Two years ago last Monday, we lost Four Loko. To some, the loss was imperceptible. The replacement cans looked the same and the drink tasted the same, but the new Four Loko lacked those key ingredients that made it special to so many of us. During the cold winter that followed, we checked every can in all the corner stores in town, desperate for those three words: caffeine, taurine, guarana. At first, it was easy to find the original drink we had grown to love and rely on. But come summertime, those of us who had stocked up ran out. Even Craigslist and eBay were dry. So-called “Faux Loko” recipes weren’t the same. We were left with the memories, which I share with you below.
I miss purchasing the Four Loko. Not only the monetary transaction and the exchange with the cashier (they’d usually crack a smile), but also the activity of going to get the drinks. Rather than buying them in bulk or far in advance, we preferred to wait until the start of the night, piling into a car and driving to the 7-Eleven near campus, blasting Top 40 radio all the way there and all the way back. We’d make a beeline for the stuff, ignoring the taquitos in the rotisserie and heading straight to the back wall of refrigerators, glowing in the night.
I miss opening the can. That cuh-tss. It wasn’t like opening a regular can of beer or soda. It was louder and the tab needed more force between our fingers. The sound would cut across the party and signal that it was time to get weird, that the night had begun.

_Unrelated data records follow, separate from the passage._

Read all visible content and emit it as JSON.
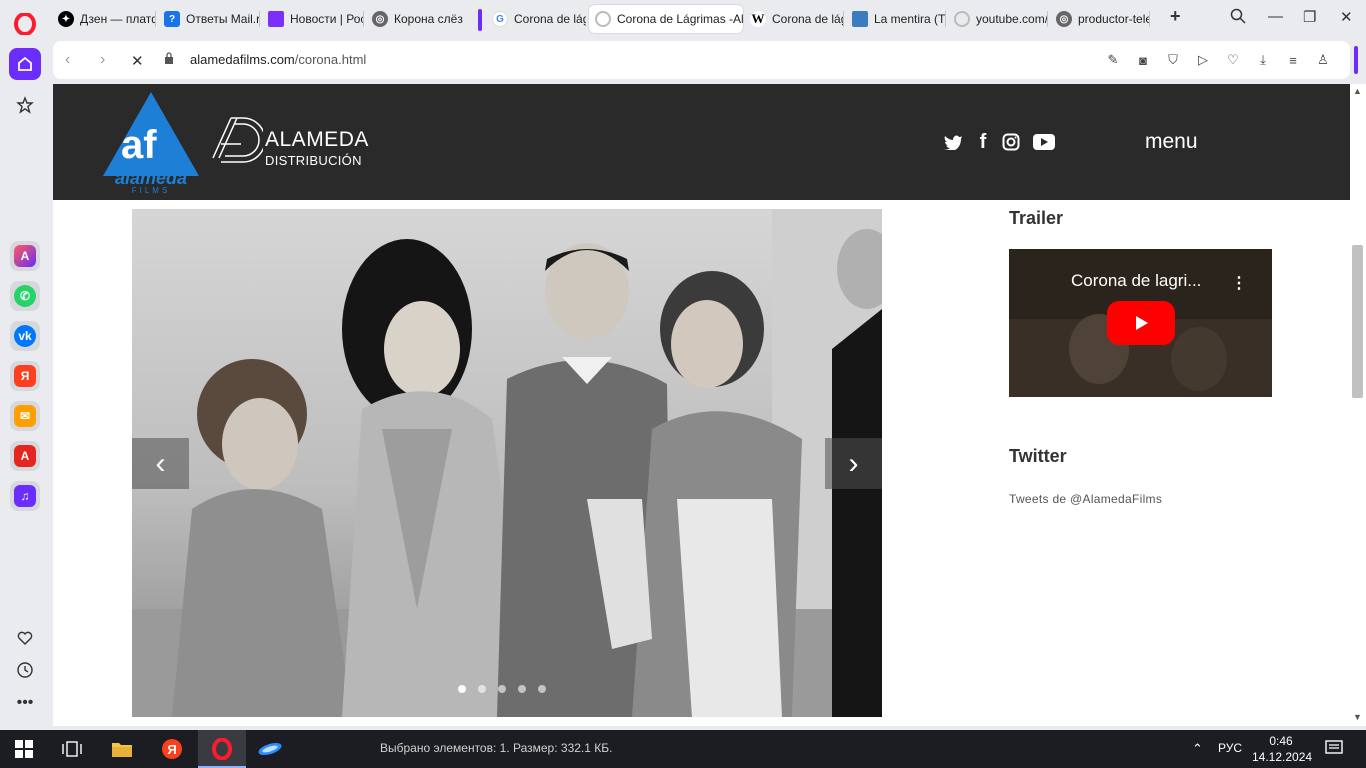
{
  "tabs": [
    {
      "title": "Дзен — платф",
      "icon": "dzen-icon",
      "color": "#000000"
    },
    {
      "title": "Ответы Mail.r",
      "icon": "question-icon",
      "color": "#1a73e8"
    },
    {
      "title": "Новости | Рос",
      "icon": "pen-icon",
      "color": "#7b2ff7"
    },
    {
      "title": "Корона слёз",
      "icon": "globe-icon",
      "color": "#555555"
    },
    {
      "title": "Corona de lág",
      "icon": "google-icon",
      "color": "#4285f4"
    },
    {
      "title": "Corona de Lágrimas -Al",
      "icon": "loading-icon",
      "color": "#aaaaaa"
    },
    {
      "title": "Corona de lág",
      "icon": "wikipedia-icon",
      "color": "#000000"
    },
    {
      "title": "La mentira (TV",
      "icon": "photo-icon",
      "color": "#3b7bbf"
    },
    {
      "title": "youtube.com/",
      "icon": "loading-icon",
      "color": "#aaaaaa"
    },
    {
      "title": "productor-tele",
      "icon": "globe-icon",
      "color": "#555555"
    }
  ],
  "address": {
    "domain": "alamedafilms.com",
    "path": "/corona.html"
  },
  "site": {
    "logo_text": "alameda",
    "logo_sub": "FILMS",
    "dist_name": "ALAMEDA",
    "dist_sub": "DISTRIBUCIÓN",
    "menu_label": "menu",
    "social": [
      "twitter-icon",
      "facebook-icon",
      "instagram-icon",
      "youtube-icon"
    ]
  },
  "slider": {
    "dots": 5,
    "active_dot": 0
  },
  "trailer": {
    "heading": "Trailer",
    "video_title": "Corona de lagri..."
  },
  "twitter": {
    "heading": "Twitter",
    "feed_label": "Tweets de @AlamedaFilms"
  },
  "taskbar": {
    "status": "Выбрано элементов: 1. Размер: 332.1 КБ.",
    "lang": "РУС",
    "time": "0:46",
    "date": "14.12.2024"
  }
}
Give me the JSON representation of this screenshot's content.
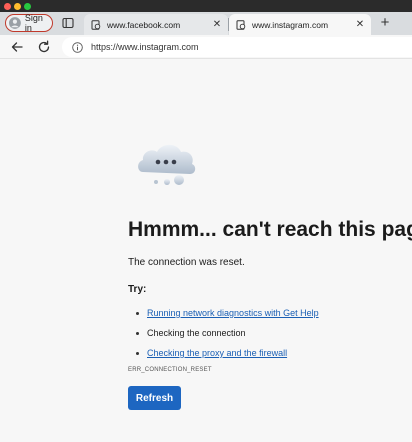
{
  "browser": {
    "profile_label": "Sign in",
    "tabs": [
      {
        "title": "www.facebook.com",
        "active": false
      },
      {
        "title": "www.instagram.com",
        "active": true
      }
    ],
    "address": "https://www.instagram.com"
  },
  "error_page": {
    "headline": "Hmmm... can't reach this page",
    "reason": "The connection was reset.",
    "try_label": "Try:",
    "tips": [
      {
        "text": "Running network diagnostics with Get Help",
        "link": true
      },
      {
        "text": "Checking the connection",
        "link": false
      },
      {
        "text": "Checking the proxy and the firewall",
        "link": true
      }
    ],
    "error_code": "ERR_CONNECTION_RESET",
    "refresh_label": "Refresh"
  },
  "colors": {
    "accent": "#1d66c1",
    "link": "#1a5fb4",
    "profile_outline": "#c0392b"
  },
  "icons": {
    "profile": "avatar-icon",
    "tab_actions": "tab-actions-icon",
    "favicon": "page-favicon-icon",
    "close": "close-icon",
    "new_tab": "plus-icon",
    "back": "back-arrow-icon",
    "reload": "reload-icon",
    "site_info": "info-icon",
    "error_art": "cloud-icon"
  }
}
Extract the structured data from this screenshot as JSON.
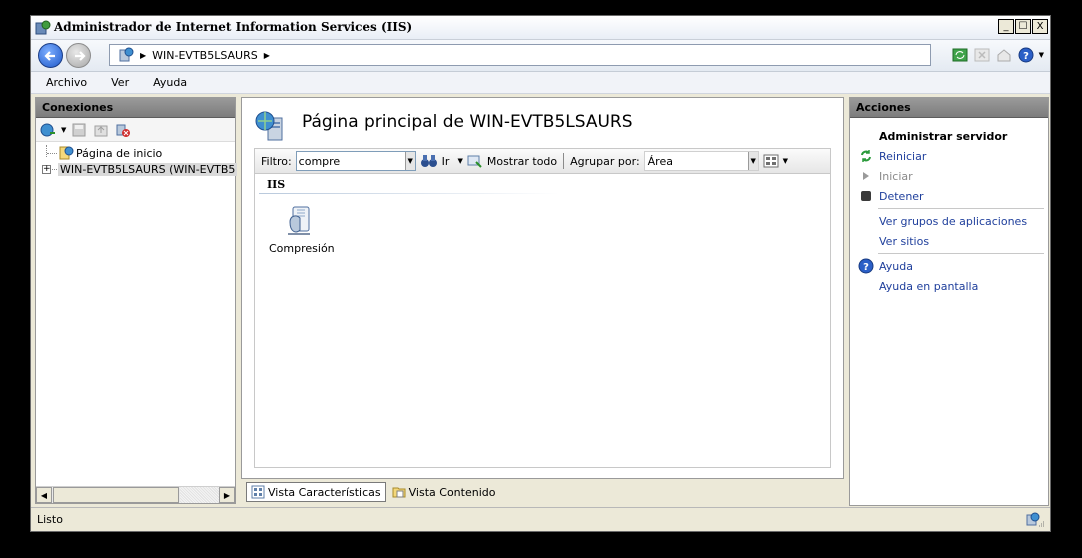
{
  "window": {
    "title": "Administrador de Internet Information Services (IIS)",
    "controls": [
      "_",
      "☐",
      "X"
    ]
  },
  "address": {
    "crumbs": [
      "WIN-EVTB5LSAURS"
    ]
  },
  "menu": {
    "items": [
      "Archivo",
      "Ver",
      "Ayuda"
    ]
  },
  "connections": {
    "header": "Conexiones",
    "tree": [
      {
        "label": "Página de inicio"
      },
      {
        "label": "WIN-EVTB5LSAURS (WIN-EVTB5"
      }
    ]
  },
  "center": {
    "title": "Página principal de WIN-EVTB5LSAURS",
    "filter_label": "Filtro:",
    "filter_value": "compre",
    "go_label": "Ir",
    "show_all_label": "Mostrar todo",
    "group_by_label": "Agrupar por:",
    "group_by_value": "Área",
    "group_header": "IIS",
    "features": [
      {
        "label": "Compresión",
        "icon": "compression-icon"
      }
    ],
    "tabs": [
      "Vista Características",
      "Vista Contenido"
    ]
  },
  "actions": {
    "header": "Acciones",
    "items": [
      {
        "label": "Administrar servidor",
        "type": "heading"
      },
      {
        "label": "Reiniciar",
        "icon": "restart-icon"
      },
      {
        "label": "Iniciar",
        "icon": "start-icon",
        "disabled": true
      },
      {
        "label": "Detener",
        "icon": "stop-icon"
      },
      {
        "label": "Ver grupos de aplicaciones"
      },
      {
        "label": "Ver sitios"
      },
      {
        "label": "Ayuda",
        "icon": "help-icon"
      },
      {
        "label": "Ayuda en pantalla"
      }
    ]
  },
  "status": {
    "text": "Listo"
  },
  "colors": {
    "link": "#1f3f9c",
    "panel_header": "#8a8a8a",
    "window_bg": "#ece9d8"
  }
}
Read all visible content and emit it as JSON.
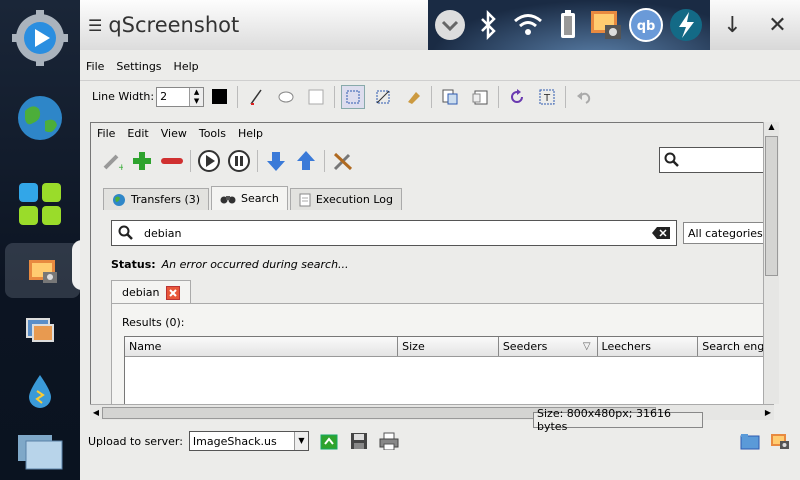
{
  "window": {
    "title": "qScreenshot"
  },
  "menubar": [
    "File",
    "Settings",
    "Help"
  ],
  "toolbar": {
    "line_width_label": "Line Width:",
    "line_width_value": "2"
  },
  "inner_window": {
    "menus": [
      "File",
      "Edit",
      "View",
      "Tools",
      "Help"
    ],
    "tabs": [
      {
        "label": "Transfers (3)",
        "icon": "globe-icon"
      },
      {
        "label": "Search",
        "icon": "binoculars-icon"
      },
      {
        "label": "Execution Log",
        "icon": "document-icon"
      }
    ],
    "search": {
      "value": "debian",
      "category": "All categories"
    },
    "status": {
      "label": "Status:",
      "message": "An error occurred during search..."
    },
    "result_tab": {
      "label": "debian"
    },
    "results_label": "Results (0):",
    "columns": [
      "Name",
      "Size",
      "Seeders",
      "Leechers",
      "Search engine"
    ]
  },
  "upload": {
    "label": "Upload to server:",
    "server": "ImageShack.us"
  },
  "size_info": "Size: 800x480px; 31616 bytes",
  "colors": {
    "accent": "#2e6fd0",
    "green": "#2ea32e",
    "red": "#d03030"
  }
}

I miss that first sip. The moment when the taste of the metallic can changed to watermelon or fruit punch or grape. No matter how many times we had Four Loko, that first sip always got us, hitting the tongue and making its way down the throat. Mmm, that’s the stuff, we’d always think.
I miss the way people looked at us when we held those bad boys, our hands gripping the tall cans with their colorful camouflage design. It was never the whole party that partook in the Lokos, just the select few people looking to get cray. The elite. Everyone else would give us that look, like, “Oh, so you’re having one of THOSE nights,” outwardly facetious, inwardly impressed. We fed off of the people watching us and it added to the drink’s effect.
I miss the absolutely maniacal state the Loko put us in. There’s no other drink like it. We didn’t act like normal, very drunk people. We acted like participants on Wild & Crazy Kids, if they had been given unlimited resources, no rules, and a bunch of crack cocaine.
I miss the morning after, waking up at 7:30 a.m. despite having gone to sleep only two hours earlier. Lying in bed with what I call the Loko Shakes. We’d first take inventory of our body parts, then of our personal belongings. We’d spend several hours texting everyone in our phone contacts, “Umm… what happened last night?” It always took days to piece together the entire night, and friends’ accounts created more questions than they answered. “We found you alone in the woods trying to hook up with a deer,” they’d say. A week later, when the local pizza deliveryman was still offering new details on the night, we’d close our eyes and give a subtle nod to the higher powers at work, the makers of Four Loko.